A commit is a file, just like our blob and tree objects, with a specific structure. That structure includes:

• The hash of the working tree - This is always a single tree, never more, never less. The tree can point to any number of subtrees, but for every version of our code there is one root working tree.
• The hash of the parent commit(s) - Git tracks the history by simply pointing at the previous commit. In the case of a merge, there can be multiple parent commits, or, in the case of the root commit, no parents.
• The author info and date.
• The commiter info and date.
• The full commit message.

This file is then passed through the SHA-1 hash function and saved alongside our other objects in the .git/objects directory.

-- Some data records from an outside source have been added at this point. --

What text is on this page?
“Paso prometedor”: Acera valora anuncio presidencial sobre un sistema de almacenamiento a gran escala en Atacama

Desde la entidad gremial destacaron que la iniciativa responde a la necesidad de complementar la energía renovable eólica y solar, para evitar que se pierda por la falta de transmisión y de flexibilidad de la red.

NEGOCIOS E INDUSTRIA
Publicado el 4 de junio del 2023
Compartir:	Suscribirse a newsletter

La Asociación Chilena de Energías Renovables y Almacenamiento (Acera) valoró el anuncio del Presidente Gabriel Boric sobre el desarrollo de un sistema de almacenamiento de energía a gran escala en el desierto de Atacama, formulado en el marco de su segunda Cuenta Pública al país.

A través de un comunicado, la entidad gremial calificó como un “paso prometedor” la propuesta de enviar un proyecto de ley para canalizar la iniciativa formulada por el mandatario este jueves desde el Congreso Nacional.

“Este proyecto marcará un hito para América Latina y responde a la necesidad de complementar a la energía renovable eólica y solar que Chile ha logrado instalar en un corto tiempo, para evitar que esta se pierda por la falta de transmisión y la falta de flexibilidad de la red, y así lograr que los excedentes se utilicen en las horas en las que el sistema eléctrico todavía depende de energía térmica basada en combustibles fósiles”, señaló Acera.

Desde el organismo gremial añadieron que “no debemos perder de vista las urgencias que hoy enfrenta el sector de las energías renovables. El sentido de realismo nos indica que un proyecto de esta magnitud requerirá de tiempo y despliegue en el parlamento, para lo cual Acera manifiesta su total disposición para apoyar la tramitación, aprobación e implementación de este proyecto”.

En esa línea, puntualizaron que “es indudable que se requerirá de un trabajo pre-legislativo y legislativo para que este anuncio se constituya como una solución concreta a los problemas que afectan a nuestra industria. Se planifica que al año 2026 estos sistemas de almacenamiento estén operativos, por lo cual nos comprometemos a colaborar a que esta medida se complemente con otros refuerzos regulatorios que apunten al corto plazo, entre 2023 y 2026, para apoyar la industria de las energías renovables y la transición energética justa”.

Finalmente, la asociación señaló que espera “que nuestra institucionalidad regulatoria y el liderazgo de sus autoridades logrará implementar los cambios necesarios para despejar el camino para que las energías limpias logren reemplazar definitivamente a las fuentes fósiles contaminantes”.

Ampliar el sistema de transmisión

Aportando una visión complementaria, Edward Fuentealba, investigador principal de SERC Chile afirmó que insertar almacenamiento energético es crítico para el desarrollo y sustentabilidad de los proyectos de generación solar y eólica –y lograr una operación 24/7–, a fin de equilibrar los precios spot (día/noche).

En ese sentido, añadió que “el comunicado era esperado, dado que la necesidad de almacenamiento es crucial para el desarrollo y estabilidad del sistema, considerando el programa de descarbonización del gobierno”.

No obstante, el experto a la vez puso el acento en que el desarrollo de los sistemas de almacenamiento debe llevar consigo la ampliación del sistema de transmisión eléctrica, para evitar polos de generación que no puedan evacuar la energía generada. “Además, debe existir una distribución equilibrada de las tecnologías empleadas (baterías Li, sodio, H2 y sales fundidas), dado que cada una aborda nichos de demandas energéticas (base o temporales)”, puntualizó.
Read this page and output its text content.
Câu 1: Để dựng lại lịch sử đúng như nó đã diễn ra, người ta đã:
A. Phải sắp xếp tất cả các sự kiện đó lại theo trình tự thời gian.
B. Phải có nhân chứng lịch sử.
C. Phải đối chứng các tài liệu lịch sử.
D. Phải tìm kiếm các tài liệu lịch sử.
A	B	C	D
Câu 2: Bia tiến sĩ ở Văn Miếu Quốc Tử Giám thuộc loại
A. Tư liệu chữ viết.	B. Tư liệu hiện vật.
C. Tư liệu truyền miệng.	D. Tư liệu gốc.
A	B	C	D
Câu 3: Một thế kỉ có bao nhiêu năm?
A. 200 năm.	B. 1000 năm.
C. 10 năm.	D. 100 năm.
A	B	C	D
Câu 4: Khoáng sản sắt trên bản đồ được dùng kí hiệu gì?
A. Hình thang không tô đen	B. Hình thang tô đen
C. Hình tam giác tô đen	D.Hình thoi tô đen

It's worth noting that the commit object only contains a single reference to a working directory; Git doesn't store diffs. When diffing between two commits, it compares the working trees of the commits, computing the diff on demand.

Walking the Git Object Graph

Commits are the core of the Git object graph, and we'll explore this by walking this graph just a bit:

# using the "parent" commit hash from above
$ git cat-file -p ef34a153025fffb8a498fff540f7c93963937291
tree 7394b8cc9ca916312a79ce8078c34b49b1617718
author Chris Toomey <chris@ctoomey.com> 1441311368 -0400
committer Chris Toomey <chris@ctoomey.com> 1441311368 -0400

Add readme

Here we've walked the graph and viewed the parent commit, which we see is the root commit (as it has no parent), and now we go a step further to view the working tree of this parent commit:

$ git cat-file -p 7394b8cc9ca916312a79ce8078c34b49b1617718
100644 blob 3b18e512dba79e4c8300dd08aeb37f8e728b8dad    readme.md

Here we see the initial directory with the single script.rb file, and finally:

$ git cat-file -p 3b18e512dba79e4c8300dd08aeb37f8e728b8dad
hello world

Conclusion

And with that, we've covered the primary objects Git uses to store our code:

• Blobs - Contain the contents of a file.
• Trees - List the contents of a directory, connecting "blobs" with names and permissions to reference files and subdirectories.
• Commits - Store a reference to a specific version of the code (a single tree), the direct parentage (parent commit hash(es)), and other metadata.

We've also seen how we can walk through the history by following the hash references from commits, trees, and eventually to blobs. This wraps up the foundation of the object model, but in the next video we'll see how branches, remotes, and tags fit in, as well as how Git commands operate on these objects.